TD Cowen reiterated a Buy rating on Sable Offshore (SOC) with a $40 price target, citing the successful hydrotest of its onshore pipelines, a critical step towards restoring operations and generating first revenue in Q3 2025; this follows the company's announcement of a $200 million public offering for capital expenditures. Analysts project significant free cash flow in 2026, potentially supporting a dividend initiation, driven by expected production of 40,000-50,000 BOED and crude oil pricing around $60 per barrel.

Analysis

TD Cowen's reaffirmation of a Buy rating and a $40.00 price target for Sable Offshore Corp. (NYSE: SOC), currently trading at $32.09, underscores significant upside potential, with analyst consensus targets ranging from $37 to $47. This positive outlook is primarily driven by the company's successful hydrotest completion, a critical milestone for restoring onshore pipelines 324 and 325 and complying with a California Office of the Fire Marshal's consent decree. Sable Offshore is now awaiting final authorization to operate these pipelines, which is anticipated to enable first revenue generation in the third quarter of 2025. Operationally, the company has flow-tested six wells from its Harmony platform at 6 thousand barrels per day (MBD) and is actively filling storage tanks with 540 thousand barrels (MBbl) in preparation for pipeline commissioning. Reflecting strong operational advancements, Sable Offshore has updated its production guidance for the second half of 2025 to 40,000-50,000 barrels of oil equivalent per day (BOED), doubling previous forecasts, which is also expected to significantly reduce operational expenses.

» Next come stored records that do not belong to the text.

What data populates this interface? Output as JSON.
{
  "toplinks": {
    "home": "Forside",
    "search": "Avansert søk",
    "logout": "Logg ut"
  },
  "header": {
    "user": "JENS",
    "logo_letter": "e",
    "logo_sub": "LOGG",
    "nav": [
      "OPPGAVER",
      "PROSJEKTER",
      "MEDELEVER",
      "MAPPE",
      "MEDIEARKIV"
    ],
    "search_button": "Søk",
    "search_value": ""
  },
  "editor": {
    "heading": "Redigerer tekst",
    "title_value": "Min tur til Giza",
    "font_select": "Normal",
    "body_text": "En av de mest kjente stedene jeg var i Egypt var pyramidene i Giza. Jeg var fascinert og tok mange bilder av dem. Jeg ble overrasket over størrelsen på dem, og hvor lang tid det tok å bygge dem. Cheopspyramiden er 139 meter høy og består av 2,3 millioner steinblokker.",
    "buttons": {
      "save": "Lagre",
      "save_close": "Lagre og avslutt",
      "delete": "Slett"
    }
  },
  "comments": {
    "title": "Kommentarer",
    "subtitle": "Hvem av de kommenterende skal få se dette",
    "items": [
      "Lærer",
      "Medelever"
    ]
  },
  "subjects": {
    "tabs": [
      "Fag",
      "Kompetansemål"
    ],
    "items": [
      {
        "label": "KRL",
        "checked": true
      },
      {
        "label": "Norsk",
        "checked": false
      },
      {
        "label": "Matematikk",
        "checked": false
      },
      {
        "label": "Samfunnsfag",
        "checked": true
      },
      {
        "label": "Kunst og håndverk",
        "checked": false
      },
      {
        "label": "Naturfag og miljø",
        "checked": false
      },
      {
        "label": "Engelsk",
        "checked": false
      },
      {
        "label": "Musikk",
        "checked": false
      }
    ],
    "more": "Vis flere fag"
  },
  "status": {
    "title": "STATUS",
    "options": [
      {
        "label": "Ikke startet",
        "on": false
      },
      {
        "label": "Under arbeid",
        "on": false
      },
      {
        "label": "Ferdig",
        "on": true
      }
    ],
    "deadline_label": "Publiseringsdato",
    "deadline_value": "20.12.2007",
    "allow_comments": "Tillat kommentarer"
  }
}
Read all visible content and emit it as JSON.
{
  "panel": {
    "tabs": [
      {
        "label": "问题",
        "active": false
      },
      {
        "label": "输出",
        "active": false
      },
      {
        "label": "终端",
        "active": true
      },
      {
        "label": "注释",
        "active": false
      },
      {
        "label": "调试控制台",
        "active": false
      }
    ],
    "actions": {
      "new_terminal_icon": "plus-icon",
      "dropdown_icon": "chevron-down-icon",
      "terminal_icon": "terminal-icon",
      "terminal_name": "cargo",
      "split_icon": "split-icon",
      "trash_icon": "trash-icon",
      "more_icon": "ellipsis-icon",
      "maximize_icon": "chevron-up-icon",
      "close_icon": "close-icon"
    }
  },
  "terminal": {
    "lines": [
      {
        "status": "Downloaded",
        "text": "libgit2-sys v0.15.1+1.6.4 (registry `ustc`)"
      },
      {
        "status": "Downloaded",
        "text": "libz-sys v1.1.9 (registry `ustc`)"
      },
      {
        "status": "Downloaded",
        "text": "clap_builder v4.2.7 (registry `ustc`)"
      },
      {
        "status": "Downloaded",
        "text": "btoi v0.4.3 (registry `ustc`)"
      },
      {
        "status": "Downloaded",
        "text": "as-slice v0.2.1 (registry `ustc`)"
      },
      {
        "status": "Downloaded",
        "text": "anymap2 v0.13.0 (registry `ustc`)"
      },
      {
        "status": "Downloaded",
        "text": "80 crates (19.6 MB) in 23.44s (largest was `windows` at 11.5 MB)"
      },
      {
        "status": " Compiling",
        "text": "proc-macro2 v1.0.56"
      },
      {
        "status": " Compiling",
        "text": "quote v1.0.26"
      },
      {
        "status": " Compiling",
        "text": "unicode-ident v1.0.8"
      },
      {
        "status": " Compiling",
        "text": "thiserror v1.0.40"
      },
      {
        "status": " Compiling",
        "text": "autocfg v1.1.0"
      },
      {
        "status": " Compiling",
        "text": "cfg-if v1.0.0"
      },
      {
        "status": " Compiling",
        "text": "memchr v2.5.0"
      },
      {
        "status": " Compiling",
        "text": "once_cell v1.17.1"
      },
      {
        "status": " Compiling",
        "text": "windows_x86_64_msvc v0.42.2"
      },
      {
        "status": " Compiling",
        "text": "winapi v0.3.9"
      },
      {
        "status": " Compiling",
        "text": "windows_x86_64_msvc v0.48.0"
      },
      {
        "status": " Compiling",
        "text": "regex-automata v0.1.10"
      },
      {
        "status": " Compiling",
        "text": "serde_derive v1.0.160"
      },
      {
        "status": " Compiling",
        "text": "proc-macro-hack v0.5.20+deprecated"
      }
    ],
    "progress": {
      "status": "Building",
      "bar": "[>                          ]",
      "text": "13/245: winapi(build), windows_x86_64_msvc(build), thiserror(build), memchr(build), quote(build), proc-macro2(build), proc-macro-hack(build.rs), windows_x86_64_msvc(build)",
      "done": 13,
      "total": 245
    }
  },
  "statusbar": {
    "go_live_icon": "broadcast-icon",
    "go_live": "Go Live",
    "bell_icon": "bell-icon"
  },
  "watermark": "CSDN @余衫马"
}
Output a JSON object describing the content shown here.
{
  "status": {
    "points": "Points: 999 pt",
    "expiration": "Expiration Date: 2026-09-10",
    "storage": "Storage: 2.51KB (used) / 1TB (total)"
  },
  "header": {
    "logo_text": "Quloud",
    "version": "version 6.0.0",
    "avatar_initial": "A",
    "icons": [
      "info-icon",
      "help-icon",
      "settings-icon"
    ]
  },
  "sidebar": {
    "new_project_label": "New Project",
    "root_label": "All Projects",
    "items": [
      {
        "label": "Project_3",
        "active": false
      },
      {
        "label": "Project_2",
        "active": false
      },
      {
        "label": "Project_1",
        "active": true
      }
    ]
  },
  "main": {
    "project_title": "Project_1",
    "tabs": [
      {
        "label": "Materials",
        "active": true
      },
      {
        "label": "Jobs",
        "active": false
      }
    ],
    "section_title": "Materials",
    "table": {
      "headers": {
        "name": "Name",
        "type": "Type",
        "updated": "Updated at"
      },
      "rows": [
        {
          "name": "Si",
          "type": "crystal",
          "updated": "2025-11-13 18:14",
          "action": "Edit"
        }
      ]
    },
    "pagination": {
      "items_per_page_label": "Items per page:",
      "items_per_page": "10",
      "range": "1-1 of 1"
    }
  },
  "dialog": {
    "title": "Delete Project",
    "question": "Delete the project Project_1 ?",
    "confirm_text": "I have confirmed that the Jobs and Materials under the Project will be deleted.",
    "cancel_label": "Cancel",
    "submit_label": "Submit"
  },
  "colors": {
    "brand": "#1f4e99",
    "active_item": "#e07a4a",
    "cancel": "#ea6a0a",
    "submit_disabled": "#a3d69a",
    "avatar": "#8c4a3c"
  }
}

Financially, InvestingPro indicates a "FAIR" overall financial health score with liquid assets exceeding short-term obligations, evidenced by a current ratio of 1.67. TD Cowen projects that with crude oil at approximately $60 per barrel, Sable Offshore could generate over $275 million in free cash flow (FCF) in 2026, supporting an estimated 10% FCF yield and the potential initiation of dividends in the same year. This operational de-risking and positive financial outlook follow a recently announced public offering of $200 million in common stock (with a $30 million underwriter option) intended for capital expenditures and general corporate purposes, though its completion is market-dependent. The stock has demonstrated robust momentum, returning 120% over the past year and 38% in the last six months.